Thursday, June 10, 2004

Mr Roger Clarke, the agriculture minister, should perhaps just drop the whole matter, forget about any special scheme to address praedial larceny and just let the farmers take their chances with the rest of us.

For it seems to us that there will never be any perfect arrangement to deal with this form of crime, stealing the produce of farmers, notwithstanding the grandstanding of those who blustered in Parliament this week.

They may well be right. Receipt books are perhaps too complicated for farmers, who, we were reminded, are mostly illiterate - in itself a sad commentary on the state of agriculture.

And maybe it is asking too much of farmers who want to be covered by this scheme to have themselves, and their area and type of production, registered with the Rural Agricultural Development Agency (RADA).

Everything is too difficult for everyone. Especially if that difficulty opens an opportunity to score a political point.
Demand teeth and gumption, but hope for nude gums.

In any event, having given it a good shot, Mr Clarke can claim to have done his best. The geniuses can now come up with their own plan.

So farmers can claim to be losing $4 billion a year to thieves. But that is not the only area of production in Jamaica in which there is pilferage. Or outright theft.

Ask, for instance, the manufacturers. Indeed, pilferage showed up as an area of cost that hurt off-shore garment assembly in Jamaica. Theft also contributed to the cost of security.

The manufacturers may say that no one ever offered to put in a special security arrangement for them and nobody has gone to Parliament to vent that what is being done is not good enough.

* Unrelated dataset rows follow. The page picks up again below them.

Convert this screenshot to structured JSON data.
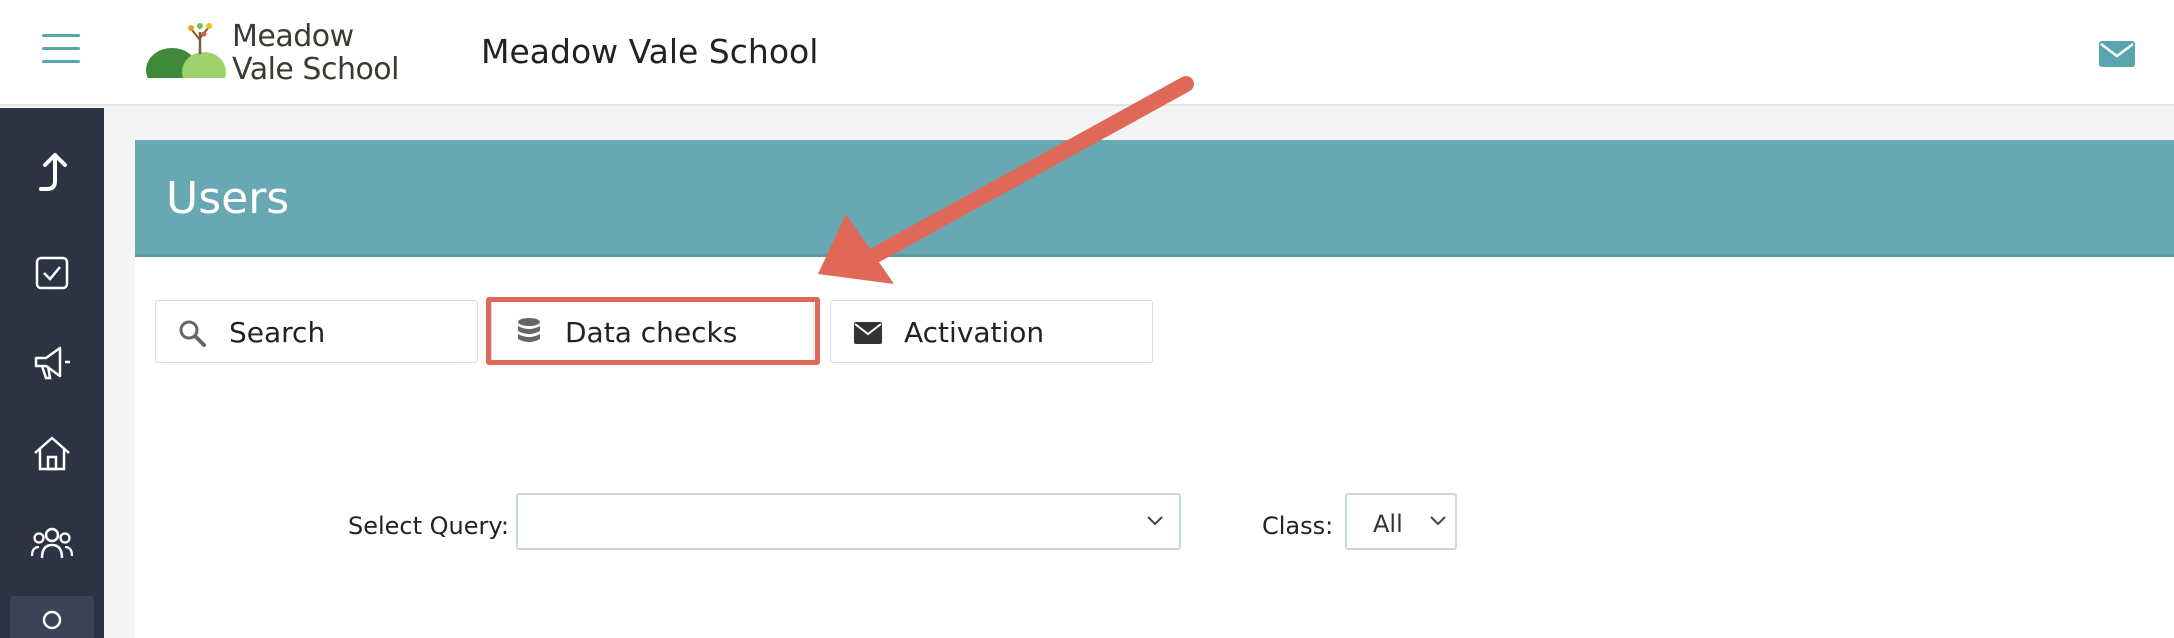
{
  "header": {
    "logo_line1": "Meadow",
    "logo_line2": "Vale School",
    "school_name": "Meadow Vale School"
  },
  "icons": {
    "menu": "hamburger-menu-icon",
    "mail": "envelope-icon",
    "sidebar": [
      "upload-arrow-icon",
      "checkbox-icon",
      "megaphone-icon",
      "home-icon",
      "users-icon",
      "user-icon"
    ]
  },
  "page": {
    "title": "Users"
  },
  "tabs": [
    {
      "label": "Search",
      "icon": "search-icon"
    },
    {
      "label": "Data checks",
      "icon": "database-icon"
    },
    {
      "label": "Activation",
      "icon": "envelope-icon"
    }
  ],
  "filters": {
    "query_label": "Select Query:",
    "query_value": "",
    "class_label": "Class:",
    "class_value": "All"
  },
  "colors": {
    "accent": "#68a8b2",
    "sidebar": "#2c3444",
    "annotation": "#e06858"
  }
}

Maybe it is getting back to square one, as Mr Clarke puts it. It is perhaps, really, where we should be.

Let the authorities use the existing laws to the best effect, possible.

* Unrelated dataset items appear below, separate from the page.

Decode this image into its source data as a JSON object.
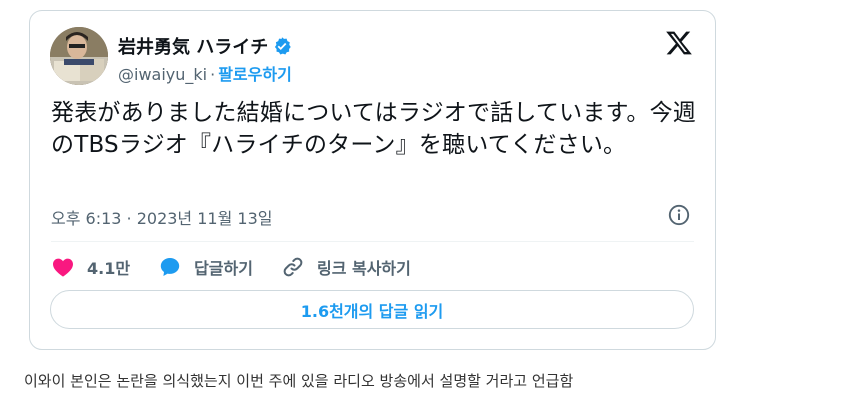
{
  "author": {
    "display_name": "岩井勇気 ハライチ",
    "handle": "@iwaiyu_ki",
    "separator": "·",
    "follow_label": "팔로우하기",
    "verified": true
  },
  "tweet": {
    "text": "発表がありました結婚についてはラジオで話しています。今週のTBSラジオ『ハライチのターン』を聴いてください。",
    "timestamp": "오후 6:13 · 2023년 11월 13일"
  },
  "actions": {
    "like_count": "4.1만",
    "reply_label": "답글하기",
    "copy_link_label": "링크 복사하기"
  },
  "read_replies_label": "1.6천개의 답글 읽기",
  "caption": "이와이 본인은 논란을 의식했는지 이번 주에 있을 라디오 방송에서 설명할 거라고 언급함",
  "colors": {
    "accent": "#1d9bf0",
    "like": "#f91880",
    "text": "#0f1419",
    "muted": "#536471"
  }
}
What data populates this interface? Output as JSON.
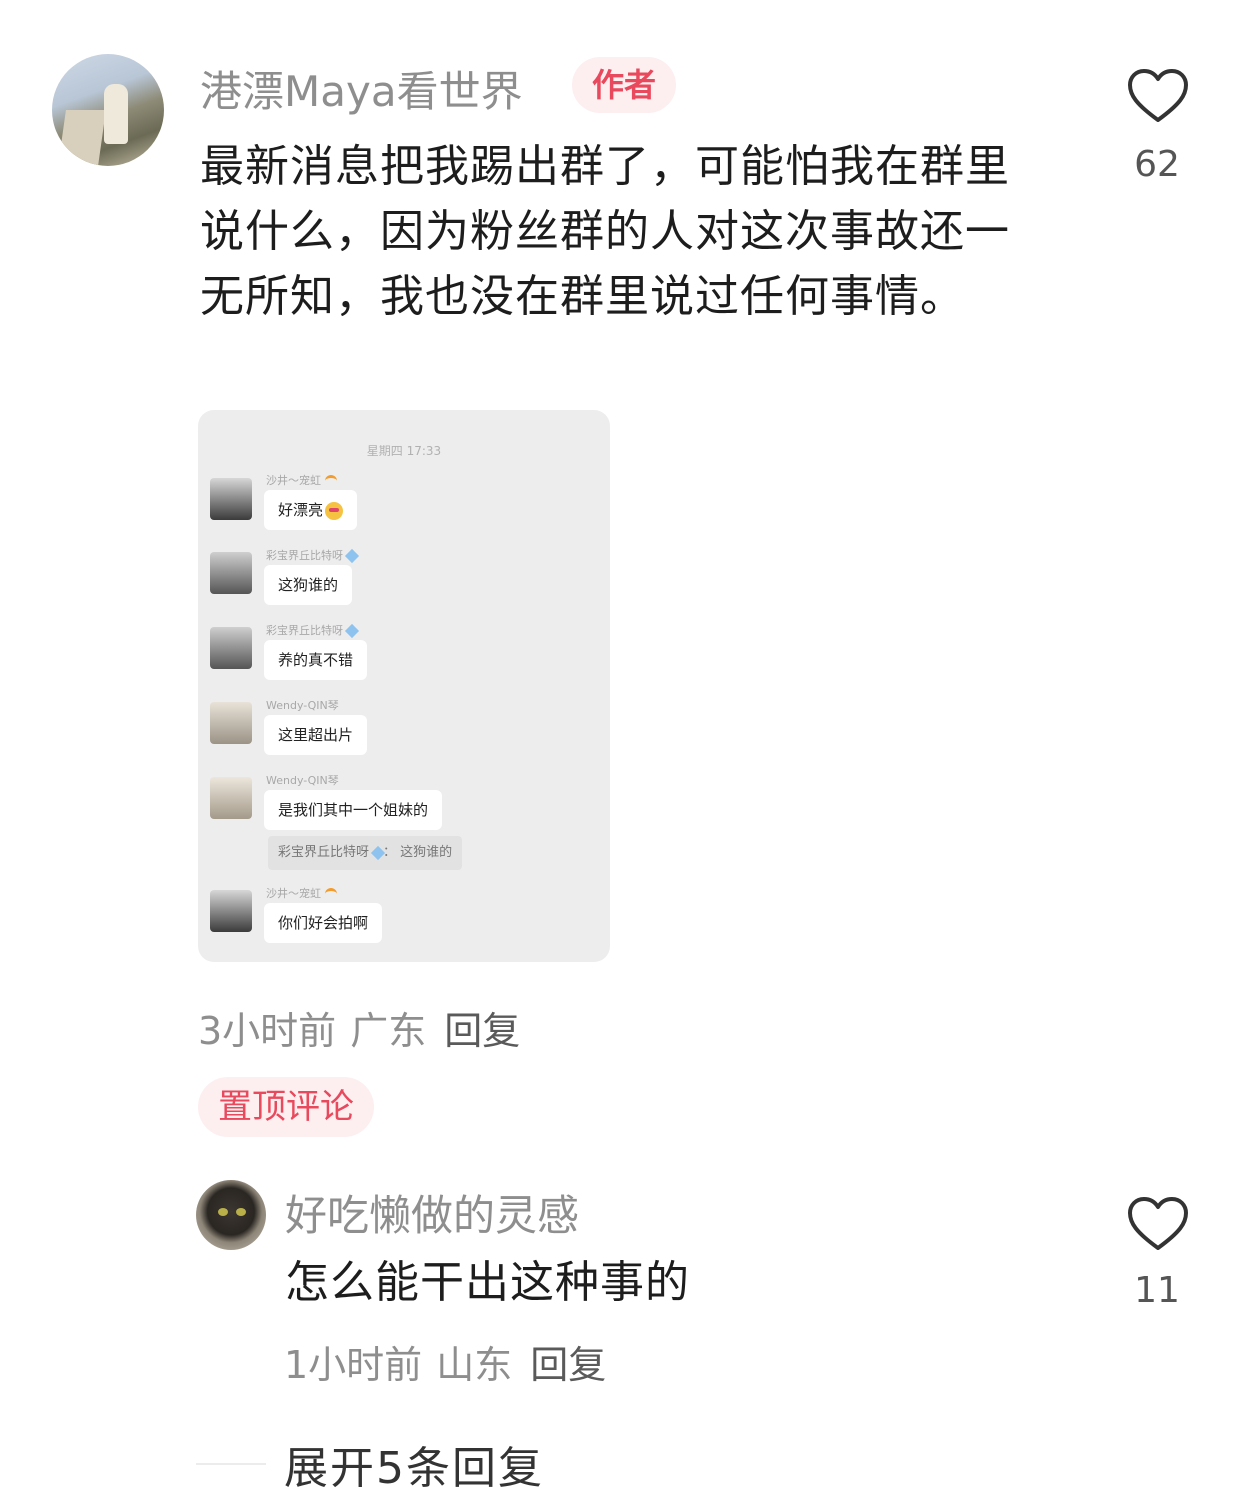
{
  "main_comment": {
    "username": "港漂Maya看世界",
    "author_badge": "作者",
    "text": "最新消息把我踢出群了，可能怕我在群里说什么，因为粉丝群的人对这次事故还一无所知，我也没在群里说过任何事情。",
    "like_count": "62",
    "time": "3小时前",
    "location": "广东",
    "reply_label": "回复"
  },
  "chat_screenshot": {
    "timestamp": "星期四 17:33",
    "messages": [
      {
        "sender": "沙井～宠虹",
        "text": "好漂亮"
      },
      {
        "sender": "彩宝界丘比特呀",
        "text": "这狗谁的"
      },
      {
        "sender": "彩宝界丘比特呀",
        "text": "养的真不错"
      },
      {
        "sender": "Wendy-QIN琴",
        "text": "这里超出片"
      },
      {
        "sender": "Wendy-QIN琴",
        "text": "是我们其中一个姐妹的",
        "quote_sender": "彩宝界丘比特呀",
        "quote_text": "这狗谁的"
      },
      {
        "sender": "沙井～宠虹",
        "text": "你们好会拍啊"
      }
    ]
  },
  "pinned_label": "置顶评论",
  "reply_comment": {
    "username": "好吃懒做的灵感",
    "text": "怎么能干出这种事的",
    "like_count": "11",
    "time": "1小时前",
    "location": "山东",
    "reply_label": "回复"
  },
  "expand_replies": "展开5条回复",
  "colors": {
    "accent": "#e8495c",
    "badge_bg": "#fdeef0",
    "meta_gray": "#8e8e8e"
  }
}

Forget about registration and receipt books, the need to trace the source of produce and all such "cosmetic dressings".
The cops can detain someone they have reasonable cause to suspect has committed a crime - like having a few goats, a cow or two and a few tonnes of bananas in a truck.

But if probable cause doesn't stand, then so be it. Tomorrow, when the farmer discovers that the farm has been reaped and that the pens are empty he can always report the theft to the nearest police station. And off they go to solve the crime, subject to the "clear-up" rate for such things.

That's the way it is for the rest of us. The mandate, it seems, is to level the playing field.

All the rest is mere humbug.

That, at least, seems to be the message.